The detection of SARS-CoV-2 variant strains (i.e. mutants) is perhaps the least surprising finding of the COVID-19 pandemic. Though the term mutant may convey alarm, viruses mutate naturally due to an inherently error-prone replication process. Because viruses reproduce quickly, diverse viral populations are possible even within a single infected individual. Most viral variants disappear before detection, and only those with a selective advantage (such as easier transmission) will become dominant in a population.
Fear that mutations can make a virus more deadly is also common, but most often variants of respiratory viruses are not more virulent. That is, they’re unlikely to cause more severe disease and/or death because the sickest patients (and especially those who have died) are less likely to pass the disease on to others. But that doesn’t mean SARS-CoV-2 variants are not cause for concern. Increased transmissibility could thwart infection control measures and result in more hospitalizations and deaths simply due to more infections. Variants that subvert immunity could decrease the extent of protection elicited by natural infection or vaccination. Further, variants could reduce the efficacy of therapeutic agents and even reduce the accuracy of diagnostic testing, which compounds enhanced transmissibility by obstructing the ability to identify and isolate contagious patients.
The first SARS-CoV-2 variant, which carried a spike protein amino acid substitution D614G, emerged early in the pandemic. By June 2020, the D614G variant replaced the original strain to become the dominant circulating strain globally. Another variant known as B.1.1.7 was detected in September in the United Kingdom. By December it was flagged as a “variant of concern” because it was quickly becoming the dominant variant in the London area, and as of January 31, 2021, it has been detected in 80 countries, including the United States. The B.1.1.7 variant has 14 lineage-defining mutations including a few in the spike protein that appear to confer higher binding affinity to the cellular receptor. A third variant know as the B.1.351 lineage was detected in South Africa in October and another called B.1.1.28 was first detected in travelers from Brazil in January 2021 (this variant has since been renamed P.1 lineage). Some of the same spike mutations have evolved spontaneously in these distinct SARS-CoV-2 variant strains, suggesting that immunologic pressure may have provoked similar selection of these variants.
It is becoming clear that that these particular SARS-CoV-2 variants increase transmissibility of the virus. Genetic surveillance and modeling studies estimate the B.1.1.7 variant to be 50 to 75 percent more transmissible. Further, while lockdowns stifled transmission of previous SARS-CoV-2 strains, infection control measures were less effective at blocking the spread of B.1.1.7 in the U.K. The mechanisms by which different mutations confer a selective advantage of these variants is an area of intense investigation.

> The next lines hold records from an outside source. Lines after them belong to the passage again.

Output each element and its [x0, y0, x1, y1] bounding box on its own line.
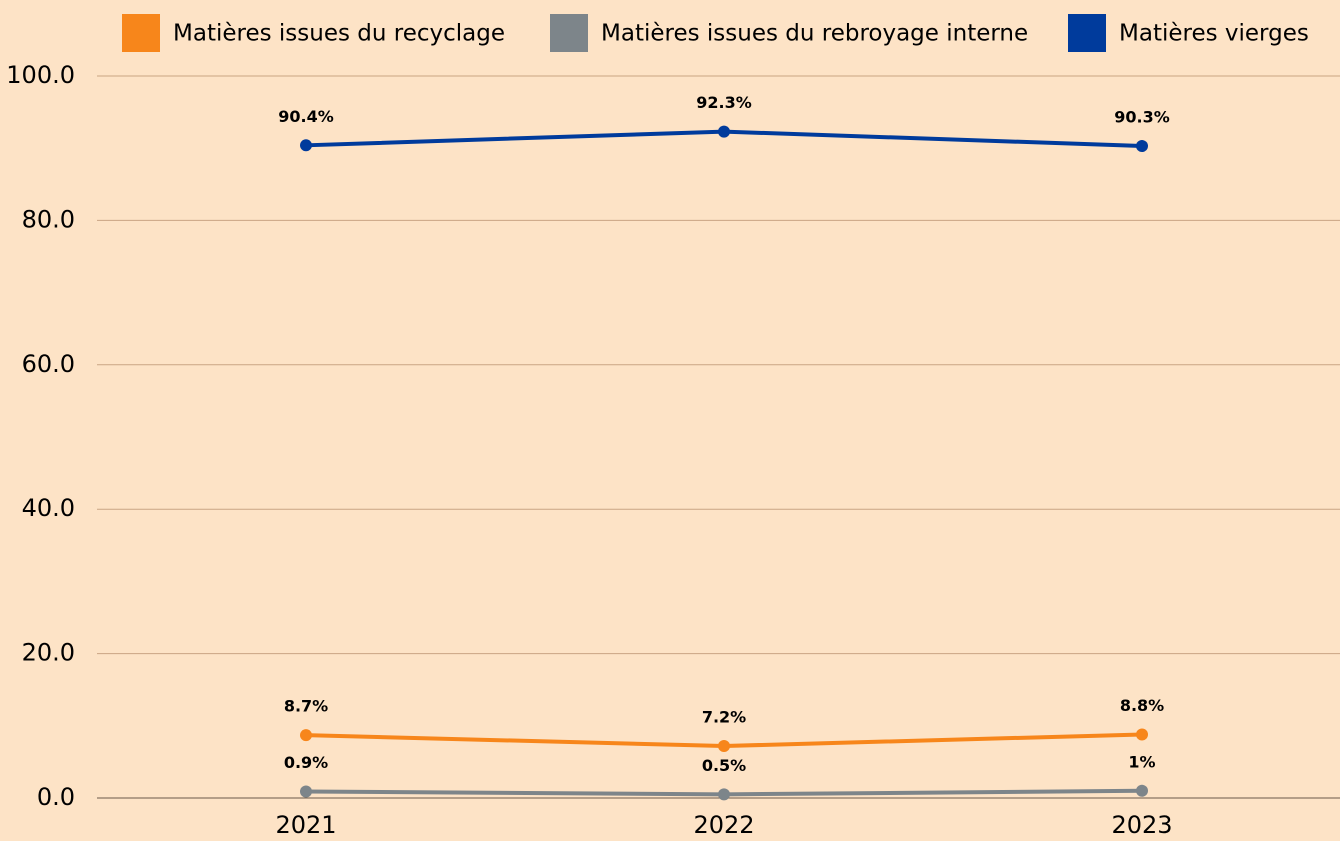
data-label: 1%: [1128, 752, 1155, 771]
legend-label: Matières issues du rebroyage interne: [601, 21, 1028, 47]
data-label: 90.3%: [1114, 108, 1170, 127]
legend-swatch: [550, 14, 588, 52]
data-label: 90.4%: [278, 107, 334, 126]
x-tick-label: 2023: [1111, 811, 1172, 839]
data-point: [300, 139, 312, 152]
legend-swatch: [122, 14, 160, 52]
data-label: 8.8%: [1120, 696, 1164, 715]
data-label: 7.2%: [702, 708, 746, 727]
data-point: [1136, 784, 1148, 797]
y-tick-label: 20.0: [22, 639, 75, 667]
legend-swatch: [1068, 14, 1106, 52]
y-tick-label: 60.0: [22, 350, 75, 378]
x-tick-label: 2022: [693, 811, 754, 839]
y-tick-label: 80.0: [22, 205, 75, 233]
data-label: 0.9%: [284, 753, 328, 772]
y-tick-label: 0.0: [37, 783, 75, 811]
legend-label: Matières vierges: [1119, 21, 1309, 47]
data-label: 0.5%: [702, 756, 746, 775]
legend-label: Matières issues du recyclage: [173, 21, 505, 47]
data-point: [1136, 728, 1148, 741]
data-label: 92.3%: [696, 93, 752, 112]
data-point: [300, 785, 312, 798]
data-point: [300, 729, 312, 742]
data-point: [718, 788, 730, 801]
data-point: [1136, 140, 1148, 153]
data-label: 8.7%: [284, 697, 328, 716]
data-point: [718, 125, 730, 138]
x-tick-label: 2021: [275, 811, 336, 839]
data-point: [718, 740, 730, 753]
y-tick-label: 100.0: [6, 61, 75, 89]
y-tick-label: 40.0: [22, 494, 75, 522]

Despite some reporting to the contrary in the mainstream press, there is no evidence to-date that any of these SARS-CoV-2 variants are associated with more severe COVID-19 or death. A technical briefing from the Scientific Advisory Board for Emergencies (SAGE) in the U.K. reported preliminary findings from unpublished analyses suggesting potentially increased risk of death associated with the B.1.1.7 variant. However, without access to the primary data set and methods, we are unable to independently confirm these conclusions.
In terms of the efficacy of vaccines against these SARS-CoV-2 variants, a few recent studies reveal some insights. In a preprint (non-peer reviewed) study with 20 volunteers who received two doses of Pfizer/BioNTech (n = six) or Moderna (n = 14) vaccines, both mRNA vaccines elicited antibodies capable of neutralizing SARS-CoV-2 variants. However, plasma from vaccinated people was less effective at neutralizing variants with specific mutations, a finding similarly observed in a preprint study from Moderna that showed a six-fold reduction in antibodies able to neutralize the B.1.351 variant. Despite lower neutralizing antibody titers, it is expected that the vaccines still elicit protective immunity against the current SARS-CoV-2 variants. Moderna is also investigating the benefit of a booster dose of vaccine directed against variants.
It’s hard to predict the clinical impact of these and future SARS-CoV-2 variant strains. As we exert more immunologic pressure on the virus due to increasing rates of natural- and vaccine-acquired immunity, we may find different variants than those discovered today. Broad genetic surveillance will be necessary to monitor for variants and track their clinical impact.